Ainda não completados dois meses de governo, o presidente Jair Bolsonaro (PSL-RJ) já encaminhou duas das suas principais propostas de campanha para a apreciação e aprovação pelo Congresso Nacional. A primeira foi a medida anticrime e contra a corrupção, elaborada pela equipe do ministro da Justiça e Segurança Pública, Sérgio Moro. A segunda, o projeto da Nova Previdência, sob a coordenação do ministro da Economia, Paulo Guedes. Ambos os projetos são de importância fundamental para o Brasil dos próximos anos, com larga abrangência no campo social e econômico.

O projeto do ministro Sergio Moro tem por objetivo endurecer a legislação anticrime, principalmente com relação aos crimes violentos, tais como os homicídios e os latrocínios. Também fortalece o combate à corrupção e às organizações criminosas. Outro ponto importante é a criminalização do caixa dois, de competência de Justiça Eleitoral, que foi separado dos demais itens para atender sugestões do Parlamento. Não menos importante, todavia, é a proposta que consolida a prisão após a condenação em segunda instância e que bate de frente com a impunidade.
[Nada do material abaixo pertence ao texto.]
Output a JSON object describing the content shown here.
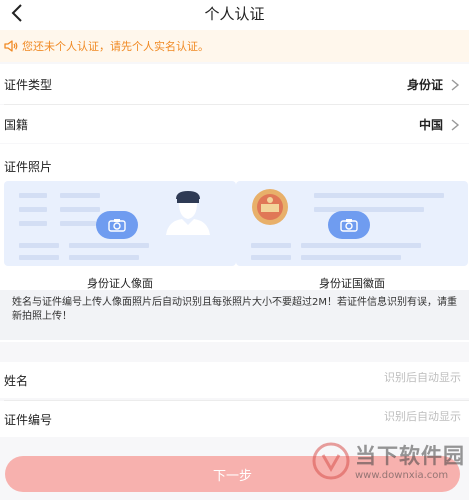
{
  "header": {
    "title": "个人认证"
  },
  "notice": {
    "text": "您还未个人认证，请先个人实名认证。"
  },
  "id_type": {
    "label": "证件类型",
    "value": "身份证"
  },
  "nationality": {
    "label": "国籍",
    "value": "中国"
  },
  "photos": {
    "title": "证件照片",
    "front_caption": "身份证人像面",
    "back_caption": "身份证国徽面"
  },
  "hint": "姓名与证件编号上传人像面照片后自动识别且每张照片大小不要超过2M！若证件信息识别有误，请重新拍照上传！",
  "fields": {
    "name": {
      "label": "姓名",
      "placeholder": "识别后自动显示"
    },
    "id_number": {
      "label": "证件编号",
      "placeholder": "识别后自动显示"
    }
  },
  "next_button": "下一步",
  "watermark": {
    "text": "当下软件园",
    "url": "www.downxia.com"
  },
  "colors": {
    "notice_text": "#f08a24",
    "notice_bg": "#fff7ec",
    "accent_blue": "#6f9cf0",
    "button": "#f7b1ae"
  }
}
As principais resistências ao Projeto de Lei Anticrime ora estão sendo protagonizadas pelas principais bancas de advogados criminalistas. São essas bancas que enriqueceram atuando em favor de poderosos, muitos deles incrustados no seio do Estado. Daí também a reação dos principais partidos políticos envolvidos na Operação Lava Jato, tais como o PT e partes significativas do MDB e do PP.

Quanto ao Projeto da Nova Previdência, deve-se ressaltar que o presidente Jair Bolsonaro deu início ao processo demonstrando que enfrentará todos os problemas de frente, ao tomar a iniciativa de enviá-lo em mãos ao Congresso Nacional. Esta foi uma iniciativa relevante, pois reforça a importância das medidas propostas pelo Ministério da Economia para o equilíbrio das contas públicas e para a retomada do crescimento econômico. Importante também foi o pronunciamento firme do presidente à nação, posteriormente, em cadeia de rádio e televisão.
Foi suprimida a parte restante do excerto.